Headspace solid-phase microextraction (HS-SPME) and ultrasonic solvent extraction (USE), followed by GC-MS/FID, were applied for monitoring the nectar (NE)/honey-sac (HoS)/honey (HO) pathways of the headspace, volatiles, and semi-volatiles. The major NE (4 varieties of Citrus unshiu) headspace compounds were linalool, α-terpineol, 1H-indole, methyl anthranilate, and phenylacetonitrile. Corresponding extracts contained, among others, 1H-indole, methyl anthranilate, 1,3-dihydro-2H-indol-2-one and caffeine. The major HoS headspace compounds were linalool, α-terpineol, 1,8-cineole, 1H-indole, methyl anthranilate, and cis-jasmone. Characteristic compounds from HoS extract were caffeine, 1H-indole, 1,3-dihydro-2H-indol-2-one, methyl anthranilate, and phenylacetonitrile. However, HO headspace composition was significantly different in comparison to NE and HoS with respect to phenylacetaldehyde and linalool derivatives abundance that appeared as the consequence of the hive conditions and the bee enzyme activity. C. unshiu honey traceability is determined by chemical markers: phenylacetaldehyde, phenylacetonitrile, linalool and its derivatives, as well as 1H-indole, 1,3-dihydro-2H-indol-2-one, and caffeine.

First Report on Rare Unifloral Honey of Endemic Moltkia petraea (Tratt.) Griseb. from Croatia: Detailed Chemical Screening and Antioxidant Capacity.

Rare Moltkia petraea (Tratt.) Griseb. honey from Croatia was first time characterised. The spectrophotometric assays on CIE L*a*b*Cab*hab° colour coordinates, total phenol content and antioxidant capacity (FRAP, CUPRAC, DPPH• and ABTS•+ assays) determined higher honey values generally close to dark honeys ranges. Headspace solid‐phase microextraction (HS‐SPME) on two fibres after GC‐FID and GC/MS revealed the major compounds 2‐phenylacetaldehyde (12.8%; 15.6%), benzaldehyde (11.1%; 10.0%), octane (9.3%; 7.6%), nonane, propan‐2‐one, pentan‐2‐one, pentanal and nonanal (4.9%; 14.5%). Ultrasonic solvent extraction (USE) mainly isolated non‐specific higher molecular compounds characteristic of the comb environment. Targeted HLPC‐DAD analysis of the honey determined higher concentration of phenylalanine (212.08 mg/kg) and lumichrome (16.25 mg/kg) along with tyrosine and kojic acid. The headspace composition (chemical fingerprint) and high concentration of lumichrome can be considered particular for M. petraea honey.

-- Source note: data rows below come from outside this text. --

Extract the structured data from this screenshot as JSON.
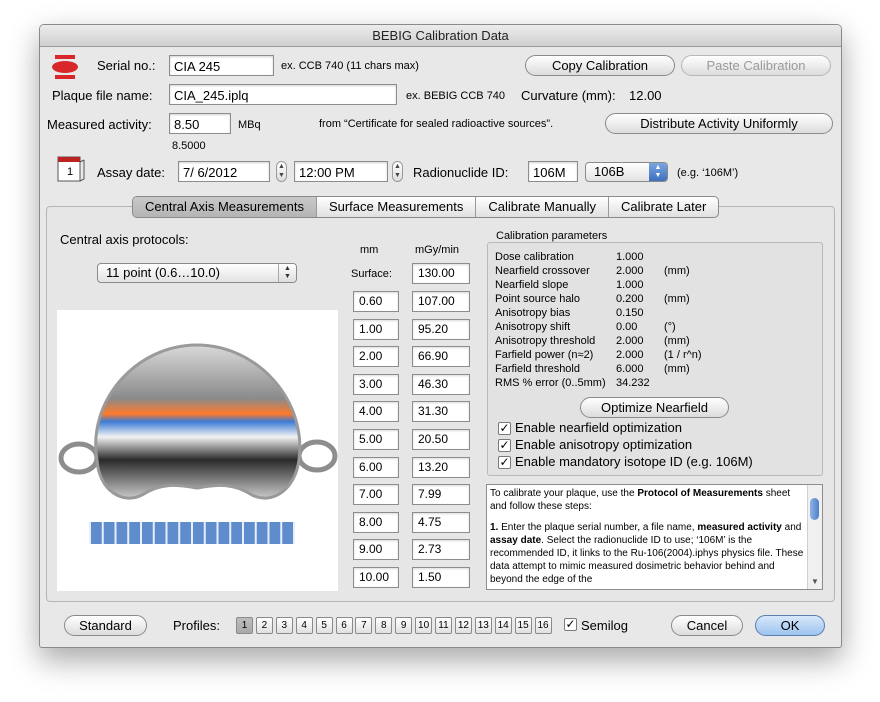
{
  "window": {
    "title": "BEBIG Calibration Data"
  },
  "header": {
    "serial_label": "Serial no.:",
    "serial_value": "CIA 245",
    "serial_hint": "ex. CCB 740   (11 chars max)",
    "plaque_label": "Plaque file name:",
    "plaque_value": "CIA_245.iplq",
    "plaque_hint": "ex. BEBIG CCB 740",
    "curvature_label": "Curvature (mm):",
    "curvature_value": "12.00",
    "activity_label": "Measured activity:",
    "activity_value": "8.50",
    "activity_unit": "MBq",
    "activity_source": "from “Certificate for sealed radioactive sources”.",
    "activity_readout": "8.5000",
    "assay_label": "Assay date:",
    "assay_date": "7/  6/2012",
    "assay_time": "12:00 PM",
    "calendar_day": "1",
    "radionuclide_label": "Radionuclide ID:",
    "radionuclide_value": "106M",
    "radionuclide_select": "106B",
    "radionuclide_hint": "(e.g. ‘106M’)",
    "copy_button": "Copy Calibration",
    "paste_button": "Paste Calibration",
    "distribute_button": "Distribute Activity Uniformly"
  },
  "tabs": [
    {
      "label": "Central Axis Measurements",
      "active": true
    },
    {
      "label": "Surface Measurements",
      "active": false
    },
    {
      "label": "Calibrate Manually",
      "active": false
    },
    {
      "label": "Calibrate Later",
      "active": false
    }
  ],
  "central": {
    "protocols_label": "Central axis protocols:",
    "protocol_selected": "11 point (0.6…10.0)",
    "col_mm": "mm",
    "col_dose": "mGy/min",
    "surface_label": "Surface:",
    "surface_value": "130.00",
    "rows": [
      {
        "mm": "0.60",
        "dose": "107.00"
      },
      {
        "mm": "1.00",
        "dose": "95.20"
      },
      {
        "mm": "2.00",
        "dose": "66.90"
      },
      {
        "mm": "3.00",
        "dose": "46.30"
      },
      {
        "mm": "4.00",
        "dose": "31.30"
      },
      {
        "mm": "5.00",
        "dose": "20.50"
      },
      {
        "mm": "6.00",
        "dose": "13.20"
      },
      {
        "mm": "7.00",
        "dose": "7.99"
      },
      {
        "mm": "8.00",
        "dose": "4.75"
      },
      {
        "mm": "9.00",
        "dose": "2.73"
      },
      {
        "mm": "10.00",
        "dose": "1.50"
      }
    ]
  },
  "calibration": {
    "title": "Calibration parameters",
    "params": [
      {
        "name": "Dose calibration",
        "value": "1.000",
        "unit": ""
      },
      {
        "name": "Nearfield crossover",
        "value": "2.000",
        "unit": "(mm)"
      },
      {
        "name": "Nearfield slope",
        "value": "1.000",
        "unit": ""
      },
      {
        "name": "Point source halo",
        "value": "0.200",
        "unit": "(mm)"
      },
      {
        "name": "Anisotropy bias",
        "value": "0.150",
        "unit": ""
      },
      {
        "name": "Anisotropy shift",
        "value": "0.00",
        "unit": "(°)"
      },
      {
        "name": "Anisotropy threshold",
        "value": "2.000",
        "unit": "(mm)"
      },
      {
        "name": "Farfield power (n≈2)",
        "value": "2.000",
        "unit": "(1 / r^n)"
      },
      {
        "name": "Farfield threshold",
        "value": "6.000",
        "unit": "(mm)"
      },
      {
        "name": "RMS % error (0..5mm)",
        "value": "34.232",
        "unit": ""
      }
    ],
    "optimize_button": "Optimize Nearfield",
    "checkboxes": [
      {
        "label": "Enable nearfield optimization",
        "checked": true
      },
      {
        "label": "Enable anisotropy optimization",
        "checked": true
      },
      {
        "label": "Enable mandatory isotope ID (e.g. 106M)",
        "checked": true
      }
    ]
  },
  "instructions": {
    "p1_a": "To calibrate your plaque, use the ",
    "p1_b": "Protocol of Measurements",
    "p1_c": " sheet and follow these steps:",
    "p2_num": "1.",
    "p2_a": " Enter the plaque serial number, a file name, ",
    "p2_b": "measured activity",
    "p2_c": " and ",
    "p2_d": "assay date",
    "p2_e": ". Select the radionuclide ID to use; ‘106M’ is the recommended ID, it links to the Ru-106(2004).iphys physics file. These data attempt to mimic measured dosimetric behavior behind and beyond the edge of the"
  },
  "footer": {
    "standard_button": "Standard",
    "profiles_label": "Profiles:",
    "profiles": [
      "1",
      "2",
      "3",
      "4",
      "5",
      "6",
      "7",
      "8",
      "9",
      "10",
      "11",
      "12",
      "13",
      "14",
      "15",
      "16"
    ],
    "semilog_label": "Semilog",
    "cancel_button": "Cancel",
    "ok_button": "OK"
  },
  "colors": {
    "accent": "#4a7cc4",
    "default_button": "#9cc3ee",
    "logo_red": "#d8262b"
  }
}
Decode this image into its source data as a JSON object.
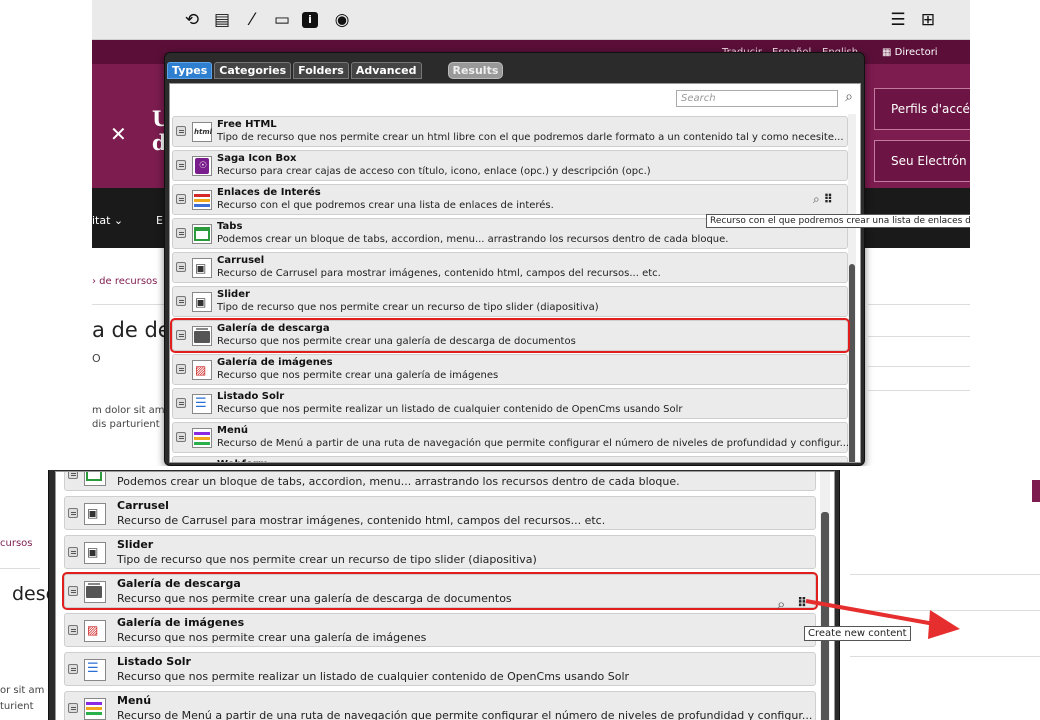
{
  "toolbar": {
    "left_icons": [
      "history-icon",
      "clipboard-icon",
      "wand-icon",
      "folder-icon",
      "info-icon",
      "circle-icon"
    ],
    "right_icons": [
      "list-icon",
      "sitemap-icon"
    ]
  },
  "site": {
    "top_links": [
      "Traducir",
      "Español",
      "English"
    ],
    "directory": "Directori",
    "logo_line1": "Ur",
    "logo_line2": "de",
    "btn_profiles": "Perfils d'accé",
    "btn_electronic": "Seu Electrón",
    "nav_item": "itat ⌄",
    "nav_item2": "E",
    "breadcrumb": "› de recursos",
    "breadcrumb_p2": "cursos",
    "page_title": "a de desc",
    "page_title_p2": "desc",
    "sub_o": "O",
    "lorem1": "m dolor sit am",
    "lorem2": "dis parturient",
    "lorem1_p2": "or sit am",
    "lorem2_p2": "turient"
  },
  "dialog": {
    "tabs": [
      "Types",
      "Categories",
      "Folders",
      "Advanced"
    ],
    "results_tab": "Results",
    "search_placeholder": "Search",
    "items": [
      {
        "title": "Free HTML",
        "desc": "Tipo de recurso que nos permite crear un html libre con el que podremos darle formato a un contenido tal y como necesite...",
        "icon": "html-icon"
      },
      {
        "title": "Saga Icon Box",
        "desc": "Recurso para crear cajas de acceso con título, icono, enlace (opc.) y descripción (opc.)",
        "icon": "icon-box-icon"
      },
      {
        "title": "Enlaces de Interés",
        "desc": "Recurso con el que podremos crear una lista de enlaces de interés.",
        "icon": "links-icon"
      },
      {
        "title": "Tabs",
        "desc": "Podemos crear un bloque de tabs, accordion, menu... arrastrando los recursos dentro de cada bloque.",
        "icon": "tabs-icon"
      },
      {
        "title": "Carrusel",
        "desc": "Recurso de Carrusel para mostrar imágenes, contenido html, campos del recursos... etc.",
        "icon": "carousel-icon"
      },
      {
        "title": "Slider",
        "desc": "Tipo de recurso que nos permite crear un recurso de tipo slider (diapositiva)",
        "icon": "slider-icon"
      },
      {
        "title": "Galería de descarga",
        "desc": "Recurso que nos permite crear una galería de descarga de documentos",
        "icon": "download-gallery-icon"
      },
      {
        "title": "Galería de imágenes",
        "desc": "Recurso que nos permite crear una galería de imágenes",
        "icon": "image-gallery-icon"
      },
      {
        "title": "Listado Solr",
        "desc": "Recurso que nos permite realizar un listado de cualquier contenido de OpenCms usando Solr",
        "icon": "list-icon"
      },
      {
        "title": "Menú",
        "desc": "Recurso de Menú a partir de una ruta de navegación que permite configurar el número de niveles de profundidad y configur...",
        "icon": "menu-icon"
      },
      {
        "title": "Webform",
        "desc": "",
        "icon": "form-icon"
      }
    ],
    "tooltip_enlaces": "Recurso con el que podremos crear una lista de enlaces de in",
    "p2_tabs_partial": "Podemos crear un bloque de tabs, accordion, menu... arrastrando los recursos dentro de cada bloque.",
    "p2_menu_desc": "Recurso de Menú a partir de una ruta de navegación que permite configurar el número de niveles de profundidad y configur...",
    "tooltip_create": "Create new content"
  },
  "colors": {
    "accent": "#7c1c4f",
    "highlight": "#e01e1e",
    "tab_active": "#2e7fd0"
  }
}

Red clover (Trifolium pratense L.) honey: volatiles chemical-profiling and unlocking antioxidant and anticorrosion capacity

Headspace solid-phase micro-extraction (HS-SPME) and ultrasonic solvent extraction (USE) were used for red clover honey volatiles extraction. The extracts were analysed using gas chromatography and mass spectrometry (GC-MS). Lilac aldehyde isomers dominated in the headspace (individual range from 7.6 % to 21.4 %) followed by phenylacetaldehyde (10.1–31.2 %) and benzaldehyde (7.0–15.7 %). Higher aliphatic alcohols and hydrocarbons were the predominant constituents of the honey extracts. The honey and its extracts exhibited rather weak anti-radical activity (DPPH assay) and total antioxidant activity (FRAP assay). On the other hand, the honey’s inhibitive properties towards the corrosion of AA 2017A alloy in NaCl solution (potentiodynamic polarisation and potentiostatic pulse measurements) revealed the honey to be a very good anodic inhibitor (efficiency up to 76 %) while the honey extracts (USE) showed better inhibition efficacy.